Take Note : This Outlet Is No Longer In Operation
Although Max Gourmet has been around for some time already, I'm trying it out for the first time today.
At first we sit outside with the crowd, but then I spy some box seats inside, so we shift inwards.
Prices on the menu look quite reasonable. We take some time to write down our orders and pass the chit to the waiter.
The drinks were the first to arrive.
Wonder why my Ginseng and chestnut drink doesn't even have the faintest taste of ginseng ....??
Also how do they expect us to chew on the chunk of chestnut with the skin is still on ?
Thankfully they didn't screw up the other 2 drinks. One a herbal drink( the darker liquid in the background) , the other boiled sugarcane . Both refreshing, both taste better than they look.
While waiting for our food to arrive, the various servers demonstrated how screwed up the service here is .
First they dumped other people's orders on our table. Not once but twice !
After that they resorted to checking our bill before taking the order around the world to hollan.
Look, there were hardly any customers around and they still managed to get confused
Finally, this Sui Kau dumpling arrived. Insipid soup with vegies that tastes just like vegie blanched with triple sterilised hot water.
The dumpling is alright only. Edible. Not terrible yet won't make me climb ten mountains for this. Taste doesn't figure highly here. Even the spring onion garnishing tastes like it has been sanitised.
I regret ordering the porridge with prawn balls. It looked so promising.
The porridge was so tasteless, I had to request for soya sauce, pepper and sesame oil. The sesame oil killed the whole porridge because it smelt like cockroach fart. The pepper wasn't even hot, the soya sauce couldn't even make it taste saltier or nicer for that matter. Horrible.
The prawn balls were 2 prawns sandwiching a little fish meat. While the prawns were good, the fish meat tasted rotten and I ended up having to throw all 5 of them away.
The only edible and tasty item was the sliced ginger. The porridge was clogged with mouthfuls of tasteless, dry, floss like meat.
One disaster after another. If I am not mistaken, the menu described the curry inside this bread, as an Indian curry. When I tried some it tasted like a cross between onion tomyam sauce and nyonya curry with assam .
How to enjoy the bread ? This type of curry simply does not go with bread. Which is such a pity because the bread is really soft and nice.
Duck breast wantan mee soup. Please. Only the duck breast was tasty. Everything else belongs to a refuse chute.
Texture of the noodles were springy and thin but my nostrils were overpowered by the strong smell of boric acid. Such a turn off indeed.
Since the duck was really very good, we added on another additional ala carte order for duck breast.

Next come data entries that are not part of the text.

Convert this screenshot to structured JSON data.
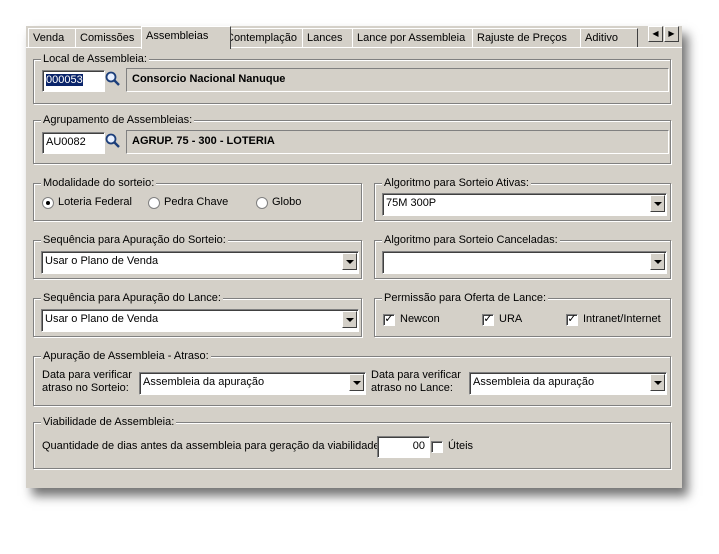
{
  "tabs": [
    "Venda",
    "Comissões",
    "Assembleias",
    "Contemplação",
    "Lances",
    "Lance por Assembleia",
    "Rajuste de Preços",
    "Aditivo"
  ],
  "local": {
    "legend": "Local de Assembleia:",
    "code": "000053",
    "name": "Consorcio Nacional Nanuque"
  },
  "agrupamento": {
    "legend": "Agrupamento de Assembleias:",
    "code": "AU0082",
    "name": "AGRUP. 75 - 300 - LOTERIA"
  },
  "modalidade": {
    "legend": "Modalidade do sorteio:",
    "options": [
      "Loteria Federal",
      "Pedra Chave",
      "Globo"
    ]
  },
  "alg_ativas": {
    "legend": "Algoritmo para Sorteio Ativas:",
    "value": "75M 300P"
  },
  "seq_sorteio": {
    "legend": "Sequência para Apuração do Sorteio:",
    "value": "Usar o Plano de Venda"
  },
  "alg_canceladas": {
    "legend": "Algoritmo para Sorteio Canceladas:",
    "value": ""
  },
  "seq_lance": {
    "legend": "Sequência para Apuração do Lance:",
    "value": "Usar o Plano de Venda"
  },
  "permissao": {
    "legend": "Permissão para Oferta de Lance:",
    "options": [
      "Newcon",
      "URA",
      "Intranet/Internet"
    ]
  },
  "atraso": {
    "legend": "Apuração de Assembleia - Atraso:",
    "sorteio_label_1": "Data para verificar",
    "sorteio_label_2": "atraso no Sorteio:",
    "sorteio_value": "Assembleia da apuração",
    "lance_label_1": "Data para verificar",
    "lance_label_2": "atraso no Lance:",
    "lance_value": "Assembleia da apuração"
  },
  "viabilidade": {
    "legend": "Viabilidade de Assembleia:",
    "label": "Quantidade de dias antes da assembleia para geração da viabilidade:",
    "value": "00",
    "uteis": "Úteis"
  }
}
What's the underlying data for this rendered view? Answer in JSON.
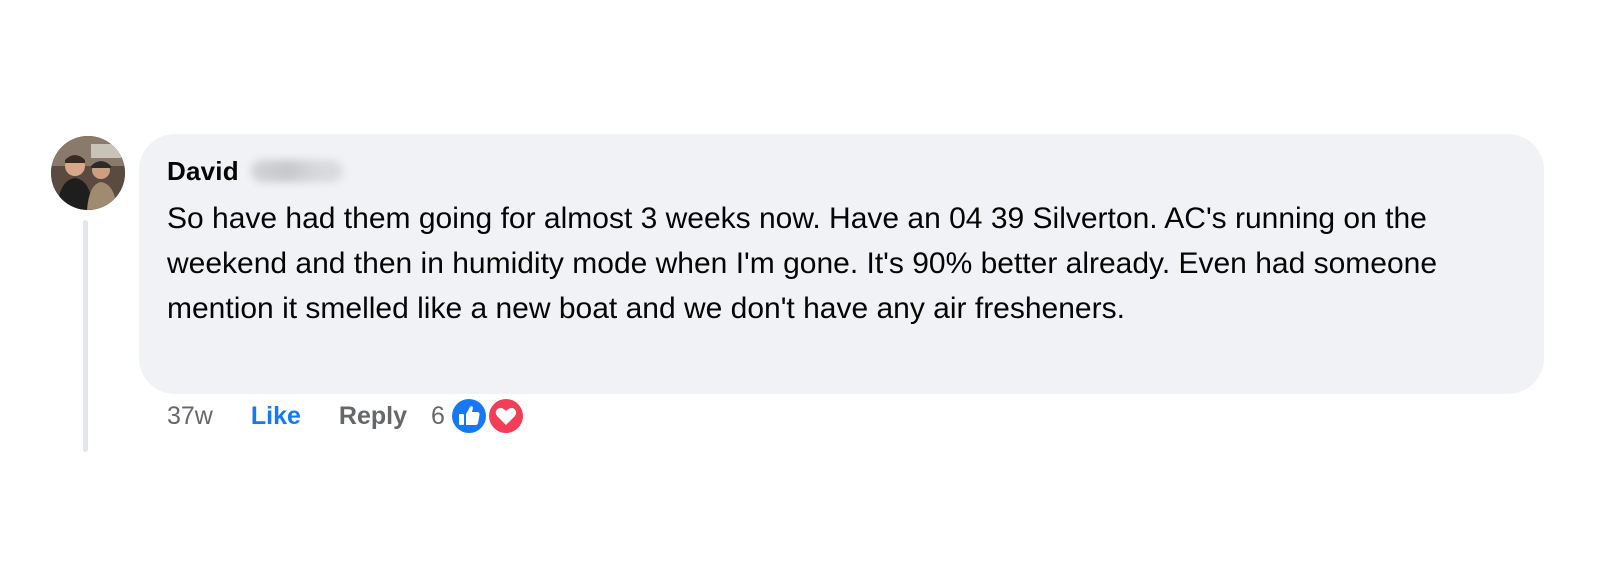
{
  "comment": {
    "author_name": "David",
    "author_surname_redacted": true,
    "text": "So have had them going for almost 3 weeks now. Have an 04 39 Silverton. AC's running on the weekend and then in humidity mode when I'm gone. It's 90% better already. Even had someone mention it smelled like a new boat and we don't have any air fresheners.",
    "avatar_icon": "profile-photo"
  },
  "actions": {
    "timestamp": "37w",
    "like_label": "Like",
    "reply_label": "Reply"
  },
  "reactions": {
    "count": "6",
    "types": [
      "like-icon",
      "love-icon"
    ]
  },
  "colors": {
    "bubble_bg": "#f0f2f5",
    "like_blue": "#1877f2",
    "love_red": "#f33e58",
    "secondary_text": "#65676b",
    "primary_text": "#050505"
  }
}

I made the waiter repeat after me to make sure that he knew that we wanted DUCK and not BAK.
Minutes later another fella came over and double checked our order with us .
The bugger had circled BAK and was now, nowhere to be seen .
When the DUCK finally arrived, we thought it was such a rip off. $12 for just a few miserable slices !!! Crazy.
The final bill was obscene. Not returning. Ever.